Bildung und Forschung sind der Weg in die Zukunft und der Weg, die Krise zu bewältigen, Chancen zu geben. Und die Zukunft gehört denen, die heute anfangen und nicht erst in der Zukunft.
(Beifall bei der FDP – Zurufe von der SPD)
Oder um es mit Worten der Bundeskanzlerin zu sagen: „Wohlstand für alle heißt heute und morgen: Bildung für alle.“
Große Worte einer vor über zehn Jahren ausgerufenen Bildungsrepublik!
(Tankred Schipanski [CDU/CSU]: Sehr richtig! Wir sind auf dem Weg!)
Trotzdem: Zehn Jahre später, Herr Kollege, ist das Trennende in dieser Gesellschaft immer noch die Bildung.
(Zurufe von der CDU/CSU)
Wir haben den Bundesbildungsbericht gelesen: 7 Prozent der Schülerinnen und Schüler verlassen die Schule ohne Abschluss, Tendenz steigend.
(Tankred Schipanski [CDU/CSU]: Wer ist zuständig? Die Länder!)
Wir haben Reporte gesehen, die belegen, dass immer noch das Trennende ist, aus welchem Haushalt ich komme. Nur 21 von 100 Nichtakademikerkindern gehen auf die Hochschule. Bei Akademikerkindern sind es 74 von 100.
(Zuruf der Abg. Yasmin Fahimi [SPD])
Die Coronawochen werden diese traurigen Fakten noch verstärken. Das müssen wir ändern.
(Beifall bei der FDP – Dr. Karamba Diaby [SPD]: Vorschläge!)

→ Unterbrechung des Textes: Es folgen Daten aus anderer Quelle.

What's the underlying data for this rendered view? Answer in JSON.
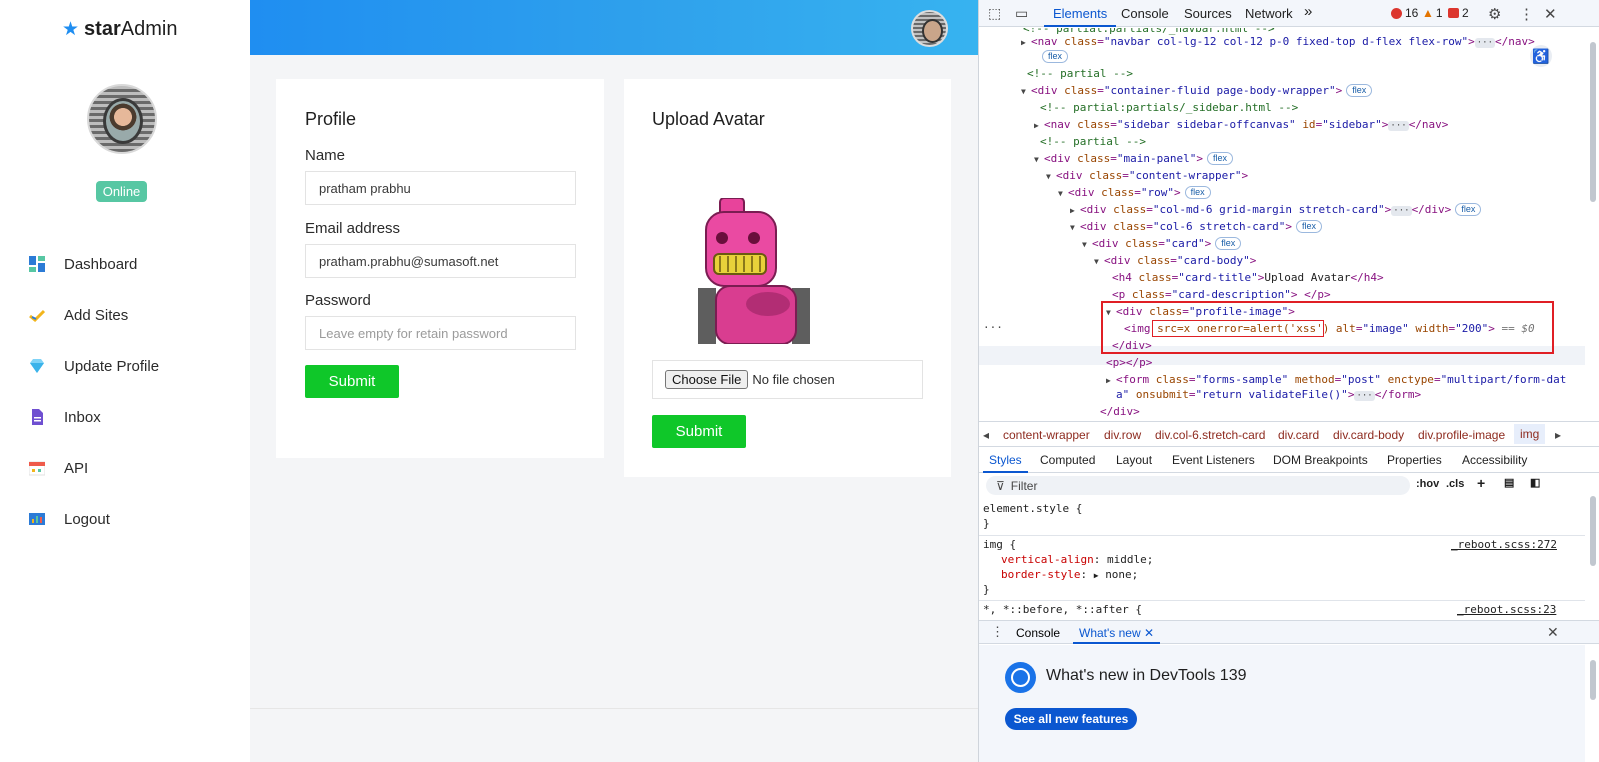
{
  "sidebar": {
    "brand_prefix": "star",
    "brand_suffix": "Admin",
    "status": "Online",
    "items": [
      {
        "label": "Dashboard"
      },
      {
        "label": "Add Sites"
      },
      {
        "label": "Update Profile"
      },
      {
        "label": "Inbox"
      },
      {
        "label": "API"
      },
      {
        "label": "Logout"
      }
    ]
  },
  "profile": {
    "title": "Profile",
    "name_label": "Name",
    "name_value": "pratham prabhu",
    "email_label": "Email address",
    "email_value": "pratham.prabhu@sumasoft.net",
    "password_label": "Password",
    "password_placeholder": "Leave empty for retain password",
    "submit_label": "Submit"
  },
  "upload": {
    "title": "Upload Avatar",
    "choose_label": "Choose File",
    "file_status": "No file chosen",
    "submit_label": "Submit"
  },
  "devtools": {
    "tabs": [
      "Elements",
      "Console",
      "Sources",
      "Network"
    ],
    "more": "»",
    "errors": "16",
    "warnings": "1",
    "issues": "2",
    "breadcrumbs": [
      "content-wrapper",
      "div.row",
      "div.col-6.stretch-card",
      "div.card",
      "div.card-body",
      "div.profile-image",
      "img"
    ],
    "subtabs": [
      "Styles",
      "Computed",
      "Layout",
      "Event Listeners",
      "DOM Breakpoints",
      "Properties",
      "Accessibility"
    ],
    "filter_placeholder": "Filter",
    "hov": ":hov",
    "cls": ".cls",
    "styles": {
      "element_style": "element.style {",
      "close": "}",
      "img_rule": "img {",
      "img_src": "_reboot.scss:272",
      "prop1_name": "vertical-align",
      "prop1_value": "middle;",
      "prop2_name": "border-style",
      "prop2_value": "none;",
      "star_rule": "*, *::before, *::after {",
      "star_src": "_reboot.scss:23"
    },
    "drawer_tabs": [
      "Console",
      "What's new"
    ],
    "whatsnew_title": "What's new in DevTools 139",
    "whatsnew_button": "See all new features",
    "tree": {
      "l0": "<!-- partial:partials/_navbar.html -->",
      "l1_tag": "<nav ",
      "l1_attr": "class",
      "l1_val": "\"navbar col-lg-12 col-12 p-0 fixed-top d-flex flex-row\"",
      "l1_end": "</nav>",
      "pill_flex": "flex",
      "l2": "<!-- partial -->",
      "l3_tag": "<div ",
      "l3_val": "\"container-fluid page-body-wrapper\"",
      "l4": "<!-- partial:partials/_sidebar.html -->",
      "l5_val": "\"sidebar sidebar-offcanvas\"",
      "l5_id": "id",
      "l5_idval": "\"sidebar\"",
      "l6": "<!-- partial -->",
      "l7_val": "\"main-panel\"",
      "l8_val": "\"content-wrapper\"",
      "l9_val": "\"row\"",
      "l10_val": "\"col-md-6 grid-margin stretch-card\"",
      "l11_val": "\"col-6 stretch-card\"",
      "l12_val": "\"card\"",
      "l13_val": "\"card-body\"",
      "l14_val": "\"card-title\"",
      "l14_text": "Upload Avatar",
      "l15_val": "\"card-description\"",
      "l16_val": "\"profile-image\"",
      "l17_attr": "src=x onerror=alert('xss')",
      "l17_alt": "\"image\"",
      "l17_width": "\"200\"",
      "l17_dollar": "== $0",
      "l18": "</div>",
      "l19": "<p></p>",
      "l20_val": "\"forms-sample\"",
      "l20_method": "\"post\"",
      "l20_enctype": "\"multipart/form-dat",
      "l21_cont": "a\"",
      "l21_onsubmit": "\"return validateFile()\"",
      "l22": "</div>"
    }
  }
}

Sie bitten um Geduld, Frau Ministerin. Aber die Familien, die auf die Endgeräte warten, erwarten, dass das Geld endlich abfließt und an den Schulen ankommt; sie haben keine Geduld mehr.
(Albert Rupprecht [CDU/CSU]: Was haben Sie denn für einen Vorschlag?)

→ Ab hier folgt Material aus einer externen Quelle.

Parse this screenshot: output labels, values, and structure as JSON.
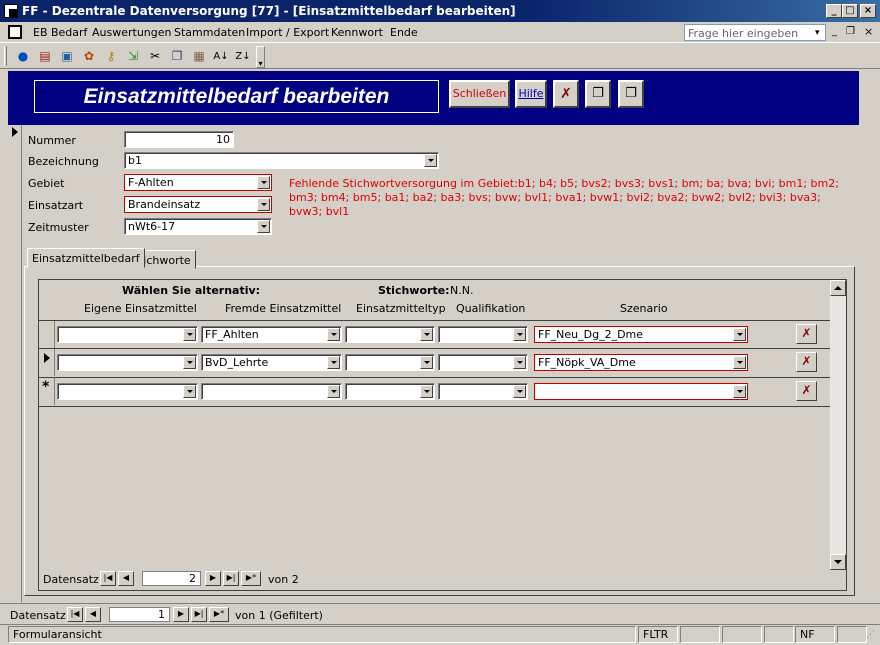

Die Mittel müssen endlich abfließen.
(Albert Rupprecht [CDU/CSU]: Blabla! Was wollen Sie konkret?)
Wir brauchen zum Beispiel – auch für Chancengerechtigkeit – ein elternunabhängiges BAföG. Frau Ministerin, Bildungsgipfel und Budgetposten ersetzen keine Taten.
(Beifall bei Abgeordneten der FDP)
Ja, ich weiß, dass Bildung auch eine Ländersache ist.

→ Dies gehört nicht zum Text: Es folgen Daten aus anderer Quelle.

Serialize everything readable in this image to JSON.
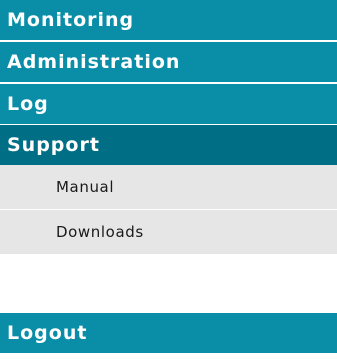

(Tankred Schipanski [CDU/CSU]: Späte Erkenntnis! – Weitere Zurufe von der CDU/CSU]: Hört! Hört! – Zurufe von der SPD: Aha!)
Aber gerade deshalb müssen Sie die Position, die Sie haben, nutzen. Sie müssen die Länder zusammenbringen und müssen sich an die Spitze der Verfechter von Bildungschancen setzen. Machen Sie 2021 zu einem Jahr der Chancen!
(Beifall bei der FDP – Zurufe von der SPD)
Noch zwei wichtige Punkte haben Sie angesprochen, Frau Ministerin.
Einmal die berufliche Bildung. Nein, nicht jeder in unserem Land muss studieren. Die Realität ist auch eine andere. Deutlich mehr nehmen eine berufliche Bildung wahr.
(Dr. Götz Frömming [AfD]: Das ist gut so!)
Sie selbst, Frau Ministerin, loben unsere Vorzeigeausbildung in jeder Rede. Nur, der uns vorgelegte Haushalt spricht eine andere Sprache. Der Löwenanteil geht in die Begabtenförderung für die akademische Bildung, nur ein Bruchteil, ein Mäuschenanteil, in die für die berufliche Bildung. Die Begabtenförderungswerke müssen endlich für die berufliche Bildung geöffnet werden. Wir müssen ihr den Respekt und die finanzielle Anerkennung zukommen lassen, die sie verdient.
(Beifall bei der FDP)
Ich will Ihnen dann noch zu einem weiteren Punkt etwas sagen: Mein Vater ist 92 Jahre alt. Er ist in dem Jahr geboren, als der Eiserne Gustav mit der Kutsche nach Paris fuhr, um gegen Autos zu demonstrieren. Er macht heute seine Steuererklärung digital. Der technologische Wandel – das wissen wir seit Langem – verändert rasant unser Leben. Mein Vater lebt das, worüber Sie noch sprechen; denn lebenslanges Lernen ist eine der Schlüsselaufgaben in unserer Zeit. Aber die Realitäten in Ihrem Haushalt sprechen eine andere Sprache. Ihr Fokus liegt immer noch auf Schule und Hochschule, drum herum Dürre. Machen wir das Jahr 2021 zu einem Jahr des lebenslangen Lernens. Es darf nicht eine Worthülse bleiben. Es muss endlich Schule machen, Frau Ministerin.
(Beifall bei der FDP)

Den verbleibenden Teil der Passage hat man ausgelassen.